Es ist ein angenehmes Geräusch für uns Menschen, wenn Wasser aus Fontänen, Sprudlern oder gar Wasserfällen plätschert. Bei großen Teichanlagen von mindestens 150 Quadratmetern Oberfläche ist das in Ordnung, aber die Installation in Mini-Teiche bedeutet Tierquälerei. Wasser ist der beste Überträger von Schallwellen. In einem kleinen Becken sind die Fische durch das plätschernde Wasser unerträglichen Geräuschen ausgesetzt. Außerdem können viele Fontänen oder Wasserfälle großen Schaden anrichten. Wer sie nicht richtig einsetzt, schadet den biologischen Abläufen, weil die Wasserqualität verschlechtert wird, auch wenn Werbung oder Literatur etwas anderes versprechen.
Stellen Sie sich einen Tag im Hochsommer vor, mit blauem Himmel und Temperaturen zwischen 25 und 30 Grad und ein Bachlauf oder eine Fontäne plätschert welch angenehme Atmosphäre. Hier ist jedoch Vorsicht geboten! Wenn Wasser durch warme Luft geschickt wird, können die im Wasser vorhandenen kühlen Sauerstoffmoleküle sofort entweichen.
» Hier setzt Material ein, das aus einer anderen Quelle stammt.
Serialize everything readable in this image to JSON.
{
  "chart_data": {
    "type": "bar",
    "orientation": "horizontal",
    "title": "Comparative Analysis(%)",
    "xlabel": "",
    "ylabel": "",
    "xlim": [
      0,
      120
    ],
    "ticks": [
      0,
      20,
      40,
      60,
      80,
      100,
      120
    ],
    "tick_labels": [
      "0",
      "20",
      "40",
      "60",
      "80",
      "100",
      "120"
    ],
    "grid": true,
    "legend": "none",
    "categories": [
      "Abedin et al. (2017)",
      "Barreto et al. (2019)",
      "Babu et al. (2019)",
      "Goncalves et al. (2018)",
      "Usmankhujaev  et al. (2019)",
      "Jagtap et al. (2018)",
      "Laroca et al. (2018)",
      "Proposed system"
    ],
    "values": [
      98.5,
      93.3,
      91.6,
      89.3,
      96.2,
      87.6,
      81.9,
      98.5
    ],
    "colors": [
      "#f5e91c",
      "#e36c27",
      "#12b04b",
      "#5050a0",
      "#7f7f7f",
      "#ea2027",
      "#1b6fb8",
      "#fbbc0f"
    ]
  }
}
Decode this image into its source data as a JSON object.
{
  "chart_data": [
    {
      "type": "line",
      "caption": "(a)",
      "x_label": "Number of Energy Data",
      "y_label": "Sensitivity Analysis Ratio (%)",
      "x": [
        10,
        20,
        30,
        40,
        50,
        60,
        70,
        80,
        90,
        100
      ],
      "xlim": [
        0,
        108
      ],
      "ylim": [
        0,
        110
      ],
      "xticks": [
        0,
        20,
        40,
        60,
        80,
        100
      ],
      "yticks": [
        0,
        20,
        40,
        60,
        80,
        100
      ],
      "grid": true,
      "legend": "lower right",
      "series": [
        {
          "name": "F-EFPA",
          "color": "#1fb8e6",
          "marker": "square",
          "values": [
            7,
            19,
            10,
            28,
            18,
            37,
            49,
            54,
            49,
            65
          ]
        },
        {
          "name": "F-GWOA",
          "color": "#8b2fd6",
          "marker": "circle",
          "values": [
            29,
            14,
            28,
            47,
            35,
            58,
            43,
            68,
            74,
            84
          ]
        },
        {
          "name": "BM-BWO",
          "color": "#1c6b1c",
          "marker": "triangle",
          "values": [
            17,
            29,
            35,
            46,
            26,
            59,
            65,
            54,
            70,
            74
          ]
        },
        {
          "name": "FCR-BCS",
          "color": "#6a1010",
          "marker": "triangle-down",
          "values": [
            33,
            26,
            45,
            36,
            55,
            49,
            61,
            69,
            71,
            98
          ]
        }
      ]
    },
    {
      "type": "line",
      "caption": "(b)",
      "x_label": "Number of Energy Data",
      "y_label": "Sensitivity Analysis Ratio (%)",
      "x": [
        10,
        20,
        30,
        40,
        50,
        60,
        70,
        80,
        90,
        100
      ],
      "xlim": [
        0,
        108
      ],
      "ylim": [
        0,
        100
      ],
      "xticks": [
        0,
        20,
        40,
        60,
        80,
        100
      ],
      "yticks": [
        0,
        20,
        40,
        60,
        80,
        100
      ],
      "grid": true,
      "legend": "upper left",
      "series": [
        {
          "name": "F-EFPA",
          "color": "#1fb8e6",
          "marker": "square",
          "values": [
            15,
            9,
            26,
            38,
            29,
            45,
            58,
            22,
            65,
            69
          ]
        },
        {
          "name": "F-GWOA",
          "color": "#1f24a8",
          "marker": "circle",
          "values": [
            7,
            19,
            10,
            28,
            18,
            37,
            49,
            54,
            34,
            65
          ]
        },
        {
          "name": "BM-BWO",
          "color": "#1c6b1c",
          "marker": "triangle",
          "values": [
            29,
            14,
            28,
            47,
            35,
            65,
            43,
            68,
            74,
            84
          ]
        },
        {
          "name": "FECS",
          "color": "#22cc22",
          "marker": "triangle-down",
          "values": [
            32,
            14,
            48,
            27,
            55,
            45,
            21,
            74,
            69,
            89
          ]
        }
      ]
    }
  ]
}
Jeder Wassertropfen nimmt die Wärme mit in den Teich, und die Wassertemperatur steigt in wenigen Stunden auf 25 bis 30 Grad an. Und da warmes Wasser kaum Sauerstoff speichern kann, wird der vorhandene Sauerstoff im Teich immer geringer. An warmen Sommertagen sollten solche “Spielereien” abgestellt werden und erst in der Nacht wieder betrieben werden! Wasser nimmt durch den Kontakt mit der Nachtluft Kühle und Sauerstoff auf.
Steigen im Sommer die Wassertemperaturen über 28 Grad und wird der vorhandene Sauerstoff geringer, dann stellen die meisten wassereinigenden Kleinstlebewesen ihre Tätigkeit vorrübergehend ein. Bei ohnehin gefährdeten Teichen kann es dann zum so genannten ,,Umkippen” kommen. Ich habe viele Forellenteiche gesehen, in denen der gesamte Forellenbestand in nur zwei Stunden verendet war, weil durch zu starke Erwärmung der Sauerstoff fehlte.